A draft law that would give Armenian police the right to monitor people’s phone conversations, so long as they receive approval from a court, has passed its first hearing in parliament.
The draft bill, passed by parliament on 10 December, must still go through a final second hearing.
Armenia’s police have always had the right to tap phone calls, but only if they received court approval and the go-ahead from the National Security Service (NSS). Under the new law, the police would no longer require permission from the NSS.
The co-authors of the bill, My Step MPs Armen Khachatryan and Sipan Pashinyan, have claimed that the bill will help to increase the effectiveness of police investigations and will help them solve cases more quickly.
In addition to the NSS and the police, the only other body that is permitted to legally monitor phone calls are prison administrations, and only within their own walls.
The draft bill would create a unit within the police to carry out phone surveillance. This department would also oversee internet surveillance.
Too much power?
The draft bill has been widely debated online with experts and MPs chiming in on its appropriateness.
On 12 December a discussion was held surrounding the nature of the bill at the Hodvac 3 press club with MPs Armen Khachatryan and Sipan Pashinyan, as well as the head of local rights group the Helsinki Citizens’ Assembly Vanadzor Office, Artur Sakunts, and ethnographer Hranush Kharatyan.
During the discussion, Khachatryan claimed the bill would lighten the workload of the NSS and allow them to allocate their resources on more useful and productive issues.

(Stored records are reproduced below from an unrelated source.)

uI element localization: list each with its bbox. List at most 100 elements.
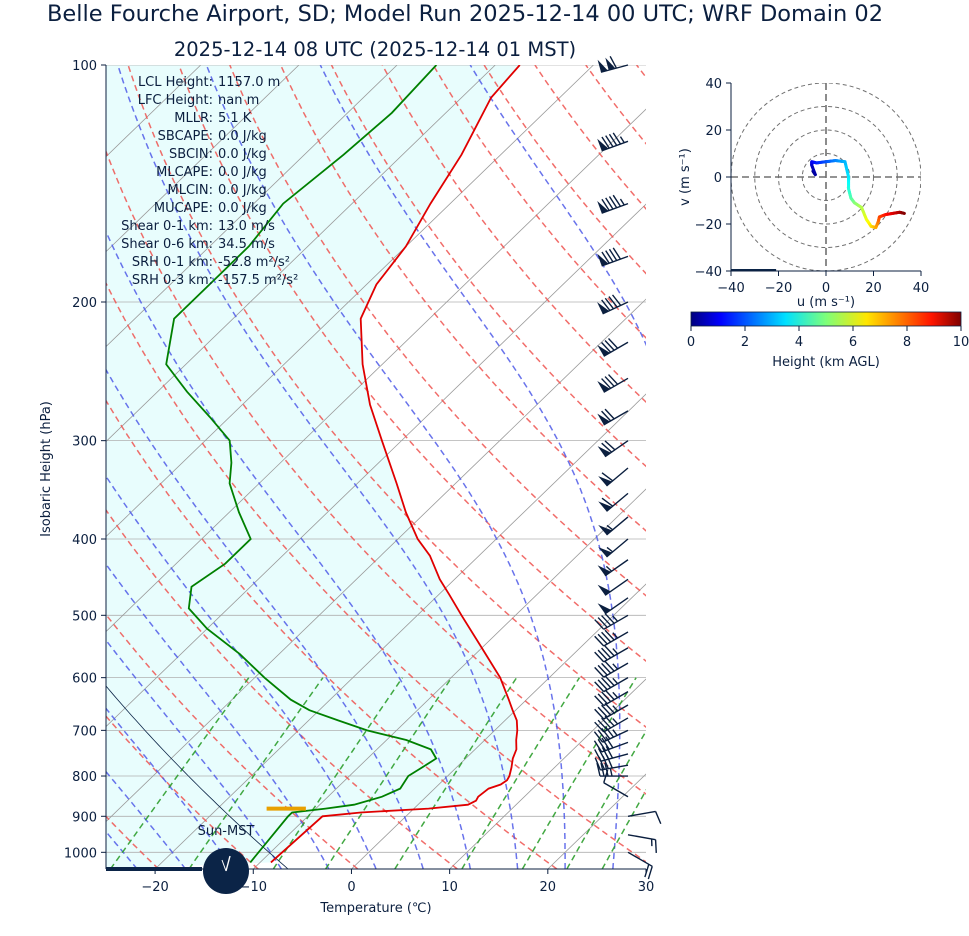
hodograph-x-tick-label: 20 [865,281,882,296]
wind-barb-feather [601,615,612,626]
wind-barb [597,132,629,152]
wind-barb-staff [603,614,629,630]
y-tick-label: 1000 [64,846,97,861]
wind-barb-staff [603,691,629,707]
wind-barb-feather [601,136,610,149]
stat-label: MUCAPE: [154,201,213,216]
moist-adiabat-line [106,368,424,869]
wind-barb-staff [602,729,629,743]
wind-barb-feather [609,55,618,69]
wind-barb [597,578,629,596]
wind-barb-staff [603,631,629,647]
dry-adiabat-line [106,399,558,869]
colorbar-tick-label: 6 [849,335,857,350]
wind-barb-feather [611,294,622,306]
wind-barb-feather [601,717,612,729]
stat-label: LFC Height: [138,93,213,108]
stat-value: 0.0 J/kg [218,165,267,180]
isotherm-line [252,488,646,869]
height-colorbar: 0 2 4 6 8 10 Height (km AGL) [687,311,969,370]
wind-barb-half-feather [606,524,614,531]
wind-barb-feather [604,675,615,687]
isotherm-line [744,65,969,869]
wind-barb-flag [598,525,612,535]
wind-barb-feather [594,651,605,663]
wind-barb-half-feather [612,729,618,736]
wind-barb-half-feather [612,615,619,622]
wind-barb-feather [604,645,615,657]
wind-barb [597,247,629,267]
wind-barb-feather [593,731,604,743]
wind-barb-feather [594,721,605,733]
isotherm-line [449,678,646,869]
stat-value: 0.0 J/kg [218,147,267,162]
wind-barb-feather [601,677,612,689]
x-axis-label: Temperature (℃) [319,901,431,916]
wind-barb-flag [597,138,609,151]
wind-barb-flag [598,476,612,486]
wind-barb-staff [603,704,629,720]
wind-barb-feather [612,132,622,145]
isotherm-line [154,393,646,869]
wind-barb-feather [601,691,612,703]
wind-barb-feather [597,719,608,731]
hodograph-x-tick-label: 40 [913,281,930,296]
wind-barb-staff [606,467,629,487]
hodograph-x-label: u (m s⁻¹) [797,295,855,310]
moist-adiabat-line [106,230,472,869]
wind-barb [594,660,629,678]
wind-barb-feather [601,747,610,760]
wind-barb [594,689,629,707]
wind-barb-flag [598,501,612,512]
wind-barb-feather [594,749,602,762]
hodograph-x-tick-label: 0 [822,281,830,296]
wind-barb-feather [654,839,657,854]
hodograph-y-tick-label: 0 [714,171,722,186]
stat-label: Shear 0-6 km: [121,237,213,252]
wind-barb-feather [601,342,612,353]
wind-barb-half-feather [612,677,619,685]
wind-barb-feather [597,649,608,661]
chart-subtitle: 2025-12-14 08 UTC (2025-12-14 01 MST) [174,38,576,61]
wind-barb-feather [601,662,612,674]
mixing-ratio-line [324,677,453,869]
wind-barb-feather [597,679,608,691]
stat-value: 34.5 m/s [218,237,275,252]
wind-barb-feather [597,706,608,718]
colorbar-tick-label: 8 [903,335,911,350]
wind-barb [598,467,629,487]
wind-barb-feather [597,729,607,741]
x-tick-label: 10 [441,880,458,895]
wind-barb-feather [604,376,615,387]
skew-t-plot: −20 −10 0 10 20 30100200300400500600700800900… [39,55,969,916]
wind-barb-feather [594,681,605,693]
wind-barb [598,538,629,558]
wind-barb-staff [603,782,629,798]
wind-barb [594,629,629,647]
wind-barb-staff [627,810,656,817]
sun-label: Sun-MST [198,824,255,839]
wind-barb-feather [608,296,618,308]
dry-adiabat-line [106,281,646,863]
wind-barb [627,810,662,824]
wind-barb-feather [601,647,612,659]
hodograph-y-label: v (m s⁻¹) [678,148,693,206]
wind-barb-half-feather [606,546,614,553]
isotherm-line [106,203,646,728]
wind-barb-flag [597,345,610,357]
colorbar-label: Height (km AGL) [772,355,880,370]
wind-barb-feather [605,250,614,263]
isotherm-line [351,583,646,869]
wind-barb-half-feather [612,705,619,712]
dry-adiabat-line [106,715,259,869]
wind-barb-flag [597,603,611,614]
moist-adiabat-line [205,65,566,869]
stat-value: 5.1 K [218,111,252,126]
y-tick-label: 300 [72,435,97,450]
wind-barb-feather [608,248,618,261]
stat-value: 13.0 m/s [218,219,275,234]
stat-label: MLCAPE: [156,165,213,180]
x-tick-label: −10 [240,880,267,895]
hodograph-y-tick-label: 20 [705,124,722,139]
wind-barb-half-feather [619,136,625,144]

Khachatryan added that ‘80% of crimes’ were solved by the police, rather than the NSS, anyway.
‘The police require telephone surveillance the most, however, they are dependent on the NSS’, he said. ‘We are trying to give the police their own tools to productively carry out its investigations.’
When asked if the police can now secretly listen in on the NSS without its permission, Sipan Pashinyan stated that the aim of the bill was not for one state body to eavesdrop on another, but rather concerns individuals that have committed large and serious crimes.
‘The question should be, “can the police or NSS officers be investigated for such crimes?”’ Pashinyan asked, before answering his own question in the affirmative.
Hranush Kharatyan expressed disapproval of the draft bill.
‘What concerns me about this bill is that I believe the NSS is not supervised by the state anymore. It has become a separate body’, she said. ‘The state needs an inspection body that it trusts. Maybe, only in this case, I would tolerate allowing the police to undertake telephone surveillance.’
The two MPs claimed that the government was trying to carry out systemic changes and that this draft bill was just a small part of those changes, more of a ‘technical change.’
After the discussion, Sakunts and Kharatyan gave an interview to CivilNet in which they continued to criticise the draft bill. Sakunts claimed that the state was arming an institution that still needs systemic reforms, and as such, the bill was risky.
‘It’s like a nuclear weapon in the hands of North Korea compared to it being in the hands of France. The latter has the proper legal tools to regulate and supervise that weapon, whereas the former [does not].’ Sakunts said.
Kharatyan raised concerns that there were no laws in place ensuring that telephone surveillance would not be abused by the police.
Both agreed that there needed to be wide-ranging and systemic reform of the police before they were given easy access to telephone surveillance.
The draft bill will go before parliament for its second hearing early next year.